One is tempted at first glance to dismiss the book as mere propaganda. But that would be unkind to Dr. Misir whose academic and intellectual worth are well established. Dr. Misir scrutinizes anti-PPP actions, not within the context of PPP actions, but against what he sees as a democratic order. Thus he singles out the PNC for special attention. The book is a thinly veiled anti-PNC handbook that is adorned here and there with a few academic pieces. For example, 16 of the 21 essays in Part 1 attack or critique the PNC. Only one essay-- "Jagdeo's 100 days in Office"-- deals directly with the PPP. The others merely list projects undertaken by the PPP with no attempt at analysis.
The same situation occurs in Part II, which addresses the media. Four of the six essays critique the PPP detractors; one justifies the government's monopoly of the state media (the role of the state media worldwide is to report and be the mouthpiece for nation building projects for their governments"); and the other one discusses copyright laws. Part III, which is the most interesting of the three parts does attempt some analysis. It deals with race and ethnicity-- issues that Dr. Misir obviously knows something about. But in keeping with the tone of the book, it parrots the PPP's line that racism and racial insecurity are not as widespread as they are made out to be. One essay--"Cross Ethnic Voting has Occurred"-- seeks to explain the PPP's electoral victories.

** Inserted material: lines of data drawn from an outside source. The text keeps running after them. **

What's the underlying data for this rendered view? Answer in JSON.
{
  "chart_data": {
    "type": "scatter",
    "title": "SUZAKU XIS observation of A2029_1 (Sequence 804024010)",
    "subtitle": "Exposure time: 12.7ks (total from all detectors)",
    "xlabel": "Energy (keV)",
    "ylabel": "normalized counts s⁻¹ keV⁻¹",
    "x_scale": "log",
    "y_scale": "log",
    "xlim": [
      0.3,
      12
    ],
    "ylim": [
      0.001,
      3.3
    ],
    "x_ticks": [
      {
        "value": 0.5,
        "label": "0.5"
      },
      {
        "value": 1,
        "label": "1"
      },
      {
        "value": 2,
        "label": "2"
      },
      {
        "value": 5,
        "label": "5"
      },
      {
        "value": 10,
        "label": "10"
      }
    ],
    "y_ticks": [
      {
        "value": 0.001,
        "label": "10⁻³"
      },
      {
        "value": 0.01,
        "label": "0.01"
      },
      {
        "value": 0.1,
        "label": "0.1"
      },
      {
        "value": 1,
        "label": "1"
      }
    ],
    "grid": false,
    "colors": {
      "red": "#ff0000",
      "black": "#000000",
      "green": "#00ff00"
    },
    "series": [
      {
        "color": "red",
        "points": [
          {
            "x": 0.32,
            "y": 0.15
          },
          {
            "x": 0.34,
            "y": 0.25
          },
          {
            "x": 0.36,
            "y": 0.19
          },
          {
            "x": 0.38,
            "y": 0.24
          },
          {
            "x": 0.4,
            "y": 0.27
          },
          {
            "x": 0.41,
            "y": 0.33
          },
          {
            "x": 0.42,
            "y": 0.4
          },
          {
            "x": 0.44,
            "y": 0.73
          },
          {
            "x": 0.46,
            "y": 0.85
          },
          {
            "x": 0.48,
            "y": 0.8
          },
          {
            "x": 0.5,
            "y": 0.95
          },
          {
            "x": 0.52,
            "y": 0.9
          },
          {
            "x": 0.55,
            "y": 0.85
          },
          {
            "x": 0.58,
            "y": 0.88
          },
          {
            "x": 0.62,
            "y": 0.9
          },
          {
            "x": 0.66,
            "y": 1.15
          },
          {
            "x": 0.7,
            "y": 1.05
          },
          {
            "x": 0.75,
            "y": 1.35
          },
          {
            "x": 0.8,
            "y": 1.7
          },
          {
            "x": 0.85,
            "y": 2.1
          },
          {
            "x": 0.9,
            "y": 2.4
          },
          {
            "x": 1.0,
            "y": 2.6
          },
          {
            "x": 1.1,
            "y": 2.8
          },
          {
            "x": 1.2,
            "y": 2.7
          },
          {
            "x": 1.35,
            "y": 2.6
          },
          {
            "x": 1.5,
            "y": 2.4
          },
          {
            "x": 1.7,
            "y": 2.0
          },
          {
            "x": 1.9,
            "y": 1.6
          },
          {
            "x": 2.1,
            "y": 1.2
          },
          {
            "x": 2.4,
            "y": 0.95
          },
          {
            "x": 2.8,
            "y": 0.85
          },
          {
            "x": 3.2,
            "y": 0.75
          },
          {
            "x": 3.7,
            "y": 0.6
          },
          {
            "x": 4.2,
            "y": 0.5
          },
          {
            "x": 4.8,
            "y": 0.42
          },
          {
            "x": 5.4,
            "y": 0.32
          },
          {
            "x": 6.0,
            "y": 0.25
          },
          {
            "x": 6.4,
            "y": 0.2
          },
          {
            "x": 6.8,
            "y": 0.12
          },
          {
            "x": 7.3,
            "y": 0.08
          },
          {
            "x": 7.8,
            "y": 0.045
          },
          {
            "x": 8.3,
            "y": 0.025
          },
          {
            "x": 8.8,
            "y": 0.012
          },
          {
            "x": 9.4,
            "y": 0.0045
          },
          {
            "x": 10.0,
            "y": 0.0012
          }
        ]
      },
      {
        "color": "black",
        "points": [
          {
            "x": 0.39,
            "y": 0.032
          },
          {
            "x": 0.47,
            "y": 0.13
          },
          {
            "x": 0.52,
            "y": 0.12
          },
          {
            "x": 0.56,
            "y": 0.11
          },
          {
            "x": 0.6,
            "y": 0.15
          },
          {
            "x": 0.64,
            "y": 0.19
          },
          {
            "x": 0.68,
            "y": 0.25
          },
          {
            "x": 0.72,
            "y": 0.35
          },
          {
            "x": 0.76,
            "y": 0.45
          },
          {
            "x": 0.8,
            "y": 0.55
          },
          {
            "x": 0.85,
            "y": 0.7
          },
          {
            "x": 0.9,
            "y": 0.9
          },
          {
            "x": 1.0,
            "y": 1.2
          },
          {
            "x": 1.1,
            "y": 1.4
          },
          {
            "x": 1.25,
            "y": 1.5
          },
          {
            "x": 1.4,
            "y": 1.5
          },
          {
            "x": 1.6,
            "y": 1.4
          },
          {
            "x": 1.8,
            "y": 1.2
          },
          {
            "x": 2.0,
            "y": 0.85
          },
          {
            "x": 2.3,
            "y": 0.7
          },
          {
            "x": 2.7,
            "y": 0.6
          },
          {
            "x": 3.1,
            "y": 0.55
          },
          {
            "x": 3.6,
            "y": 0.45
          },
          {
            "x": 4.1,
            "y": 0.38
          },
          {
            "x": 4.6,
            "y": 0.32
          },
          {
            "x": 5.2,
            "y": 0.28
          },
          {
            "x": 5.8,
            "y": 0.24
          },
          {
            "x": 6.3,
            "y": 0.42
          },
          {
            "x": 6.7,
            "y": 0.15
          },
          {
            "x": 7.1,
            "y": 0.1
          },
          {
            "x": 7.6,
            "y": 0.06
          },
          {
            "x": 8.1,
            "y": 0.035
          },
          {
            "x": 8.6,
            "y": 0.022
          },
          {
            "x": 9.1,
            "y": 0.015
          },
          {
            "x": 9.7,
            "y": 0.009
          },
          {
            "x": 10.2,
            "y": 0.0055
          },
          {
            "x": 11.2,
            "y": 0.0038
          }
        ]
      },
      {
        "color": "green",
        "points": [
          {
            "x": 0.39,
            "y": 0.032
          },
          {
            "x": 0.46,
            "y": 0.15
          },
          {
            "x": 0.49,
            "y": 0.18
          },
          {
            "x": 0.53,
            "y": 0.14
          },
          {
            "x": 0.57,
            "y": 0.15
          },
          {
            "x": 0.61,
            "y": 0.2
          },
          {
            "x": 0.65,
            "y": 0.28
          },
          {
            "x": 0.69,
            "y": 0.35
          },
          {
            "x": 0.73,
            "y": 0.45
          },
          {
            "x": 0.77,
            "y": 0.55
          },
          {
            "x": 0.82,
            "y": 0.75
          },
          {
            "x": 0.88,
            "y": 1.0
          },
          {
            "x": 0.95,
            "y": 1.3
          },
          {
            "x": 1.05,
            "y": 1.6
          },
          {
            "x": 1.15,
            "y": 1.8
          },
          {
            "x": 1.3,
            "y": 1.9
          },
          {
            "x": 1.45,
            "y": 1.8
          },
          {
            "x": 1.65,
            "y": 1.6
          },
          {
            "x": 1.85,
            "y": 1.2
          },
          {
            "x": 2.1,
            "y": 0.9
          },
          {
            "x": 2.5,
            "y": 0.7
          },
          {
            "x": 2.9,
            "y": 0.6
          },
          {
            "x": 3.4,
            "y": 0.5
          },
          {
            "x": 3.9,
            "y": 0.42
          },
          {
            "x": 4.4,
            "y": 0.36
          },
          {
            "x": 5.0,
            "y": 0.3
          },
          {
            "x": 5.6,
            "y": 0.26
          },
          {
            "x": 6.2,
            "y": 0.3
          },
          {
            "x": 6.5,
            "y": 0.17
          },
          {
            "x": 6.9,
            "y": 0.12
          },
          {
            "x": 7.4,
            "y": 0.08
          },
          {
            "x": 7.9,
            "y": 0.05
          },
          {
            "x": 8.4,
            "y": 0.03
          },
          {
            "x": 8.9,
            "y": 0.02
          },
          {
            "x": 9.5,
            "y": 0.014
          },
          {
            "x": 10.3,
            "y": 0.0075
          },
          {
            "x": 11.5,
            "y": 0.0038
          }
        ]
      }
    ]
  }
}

This book suffers from two main flaws. First, it assumes that post-1992 Guyana is a democracy and so sees every challenge to the prevailing order as undemocratic. Dr. Misir lets the cat out of the bag in the Preface:
Since 1992, the year in which democracy returned to Guyana after being on the absentee list for 28 years, some sections of the society have shown considerable reluctance to accept defeat. This disinclination to concede election loss graciously is all the more amazing, as the three national election results since 1992 were validated as free, fair and transparent by reputable international observers (P. 14).
He then identifies a group in society who are "part of a community of irrationality; a group of persons with similar social origins and social network. Today they are institutionalized in an anti-democracy political/mass media/racial complex (p.1X).
It is to this cabal of unreason that Dr. Misir's essays are directed. The PPP and its government are presented as victims, yet this victim is not given due scrutiny. Therein lies the second flow of the book. One cannot analyze conflict without scrutinizing all sides. I know of Dr. Misir's academic integrity, so I will not charge him with intellectual dishonesty, but this book suffers from an imbalance that affects the general analysis.
However, I recommend this book to those who wish to learn something about Guyana's politics since 1997. It is well written and easy to read. Dr. Misir is not a PPP hawk by any stretch of the imagination. He struggles to find a balance between his two sides-the academic and the party propagandist. There is such a balance, but Dr Misir does not quite achieve it in this work. Nevertheless his book should not be seen as Freedom House's handiwork. But the PPP's leadership would surely not mind it.
Caribbean Diaspora University Press: New York. ISBN 1-928790-03-8 219 pages.